Victoria University’s Mitchell Institute has received a $5.5m funding from the Paul Ramsay Foundation for a community-based research program aimed at providing better education and health opportunities for children and youth in lower socio-economic communities.
The initiative is part of the foundation’s combined $11m grant to Victoria University and Queensland’s Griffith University focused on improving early learning to help children transition to school, and later finish school and seek higher education, training or employment.
The five-year project is geared at assisting local communities in overcoming inequality that disadvantaged students face so they can succeed in education, lead a healthy life and reach their full potential.
It involves working with local communities in the Brimbank area and plans to build on the success of existing projects such as Growing Brimbank.
Vice-Chancellor Professor Peter Dawkins said that the University will be proactive in addressing the “disproportionately high rates of disadvantage amongst young people” in Brimbank in Melbourne’s west.

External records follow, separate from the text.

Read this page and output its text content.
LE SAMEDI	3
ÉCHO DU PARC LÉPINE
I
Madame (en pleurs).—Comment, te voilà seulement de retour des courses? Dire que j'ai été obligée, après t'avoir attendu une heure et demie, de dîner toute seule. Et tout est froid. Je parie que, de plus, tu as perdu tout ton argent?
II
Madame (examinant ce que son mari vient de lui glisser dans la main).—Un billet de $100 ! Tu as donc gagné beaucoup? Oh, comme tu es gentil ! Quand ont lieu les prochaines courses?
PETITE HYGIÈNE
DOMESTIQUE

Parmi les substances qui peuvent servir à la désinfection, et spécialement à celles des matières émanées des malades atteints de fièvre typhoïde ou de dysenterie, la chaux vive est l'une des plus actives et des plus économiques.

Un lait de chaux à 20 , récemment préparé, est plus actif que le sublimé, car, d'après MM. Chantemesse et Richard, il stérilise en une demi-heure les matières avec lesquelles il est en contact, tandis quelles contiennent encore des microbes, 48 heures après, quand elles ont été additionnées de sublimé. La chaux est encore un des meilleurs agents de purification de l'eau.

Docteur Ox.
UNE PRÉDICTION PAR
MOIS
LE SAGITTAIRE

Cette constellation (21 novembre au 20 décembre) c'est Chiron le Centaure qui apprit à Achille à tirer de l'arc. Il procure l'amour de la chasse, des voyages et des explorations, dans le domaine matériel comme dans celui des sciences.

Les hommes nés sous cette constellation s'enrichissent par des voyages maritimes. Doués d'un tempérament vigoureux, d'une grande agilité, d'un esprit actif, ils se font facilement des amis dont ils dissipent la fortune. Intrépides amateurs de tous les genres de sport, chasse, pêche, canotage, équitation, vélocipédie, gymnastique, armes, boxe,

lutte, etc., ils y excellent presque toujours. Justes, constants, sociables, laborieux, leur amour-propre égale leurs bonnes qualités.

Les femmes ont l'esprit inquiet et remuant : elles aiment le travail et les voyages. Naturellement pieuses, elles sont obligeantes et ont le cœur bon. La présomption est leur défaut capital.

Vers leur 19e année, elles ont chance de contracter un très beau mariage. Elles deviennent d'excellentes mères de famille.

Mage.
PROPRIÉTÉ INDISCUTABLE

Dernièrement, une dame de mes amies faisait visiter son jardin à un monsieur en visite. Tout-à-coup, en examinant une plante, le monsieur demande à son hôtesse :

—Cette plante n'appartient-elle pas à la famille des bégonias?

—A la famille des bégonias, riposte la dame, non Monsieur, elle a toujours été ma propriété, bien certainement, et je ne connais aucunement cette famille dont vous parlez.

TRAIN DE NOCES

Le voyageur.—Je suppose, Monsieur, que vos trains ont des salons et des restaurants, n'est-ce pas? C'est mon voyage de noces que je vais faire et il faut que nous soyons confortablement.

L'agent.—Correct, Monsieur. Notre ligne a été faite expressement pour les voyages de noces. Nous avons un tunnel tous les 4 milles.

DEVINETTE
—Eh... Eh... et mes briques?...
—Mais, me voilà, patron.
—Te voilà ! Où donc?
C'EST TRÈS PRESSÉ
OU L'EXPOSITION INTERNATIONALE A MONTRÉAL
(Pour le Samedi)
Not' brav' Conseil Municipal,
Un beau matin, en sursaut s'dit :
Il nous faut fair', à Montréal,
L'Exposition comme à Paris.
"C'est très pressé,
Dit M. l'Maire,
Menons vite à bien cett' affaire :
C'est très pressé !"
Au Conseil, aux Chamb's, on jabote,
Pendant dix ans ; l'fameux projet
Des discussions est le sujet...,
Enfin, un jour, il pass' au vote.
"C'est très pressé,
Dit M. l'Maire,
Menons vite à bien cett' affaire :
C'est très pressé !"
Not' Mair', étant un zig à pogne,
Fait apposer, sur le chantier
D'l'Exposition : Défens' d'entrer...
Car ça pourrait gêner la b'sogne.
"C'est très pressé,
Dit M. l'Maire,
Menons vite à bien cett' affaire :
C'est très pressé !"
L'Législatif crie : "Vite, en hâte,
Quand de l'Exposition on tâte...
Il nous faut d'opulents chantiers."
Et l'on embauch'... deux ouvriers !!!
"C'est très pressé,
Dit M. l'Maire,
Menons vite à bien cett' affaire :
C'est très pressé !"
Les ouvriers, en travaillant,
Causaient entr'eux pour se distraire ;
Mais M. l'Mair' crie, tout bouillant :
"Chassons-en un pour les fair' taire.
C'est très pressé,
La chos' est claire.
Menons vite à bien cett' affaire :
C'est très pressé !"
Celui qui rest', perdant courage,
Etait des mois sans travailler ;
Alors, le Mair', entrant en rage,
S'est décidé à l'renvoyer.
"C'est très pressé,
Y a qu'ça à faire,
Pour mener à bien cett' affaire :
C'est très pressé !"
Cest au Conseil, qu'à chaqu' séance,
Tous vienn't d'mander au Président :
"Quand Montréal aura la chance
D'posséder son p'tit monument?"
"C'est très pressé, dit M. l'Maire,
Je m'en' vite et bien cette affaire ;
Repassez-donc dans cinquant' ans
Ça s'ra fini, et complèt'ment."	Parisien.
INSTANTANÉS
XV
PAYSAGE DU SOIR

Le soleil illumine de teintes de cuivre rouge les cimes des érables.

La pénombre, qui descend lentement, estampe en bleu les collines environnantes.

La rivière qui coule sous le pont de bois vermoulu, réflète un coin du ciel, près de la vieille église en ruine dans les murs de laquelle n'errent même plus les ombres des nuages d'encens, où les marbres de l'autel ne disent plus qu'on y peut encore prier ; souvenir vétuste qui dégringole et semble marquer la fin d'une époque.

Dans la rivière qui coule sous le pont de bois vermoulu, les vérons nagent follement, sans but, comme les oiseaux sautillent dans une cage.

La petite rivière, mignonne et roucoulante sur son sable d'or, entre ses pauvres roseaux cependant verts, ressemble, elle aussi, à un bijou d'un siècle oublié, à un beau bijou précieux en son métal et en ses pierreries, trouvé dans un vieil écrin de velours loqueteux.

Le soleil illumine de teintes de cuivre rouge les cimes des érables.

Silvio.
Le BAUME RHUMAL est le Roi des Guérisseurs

“There is growing recognition that where people live has a significant influence on their opportunity to excel and thrive, and that localised place-based approaches can help to address inequity,” he said.
Up to three years behind
Project Lead and Associate Professor Melinda Craike said wealth and parental education have the largest influence in the youth’s educational success and good long-term health.
“It seems inconceivable in a modern Australia that young people from low income areas fall up to three years behind in their learning by age 15 compared to people from high income areas,” she said.
“In a wealthy, developed country like Australia, all children should be having the same opportunities to succeed and break the cycle of poverty.”
Professor Craike said the project will require participation from local partners in designing programs to be implemented.
“We will be working with local organisations, local government, service providers, schools, families, young people and the broader community to co-develop and implement solutions,” Assoc. Prof. Craike said.
If successful, she hopes the project will be tailored and implemented in other communities across the country.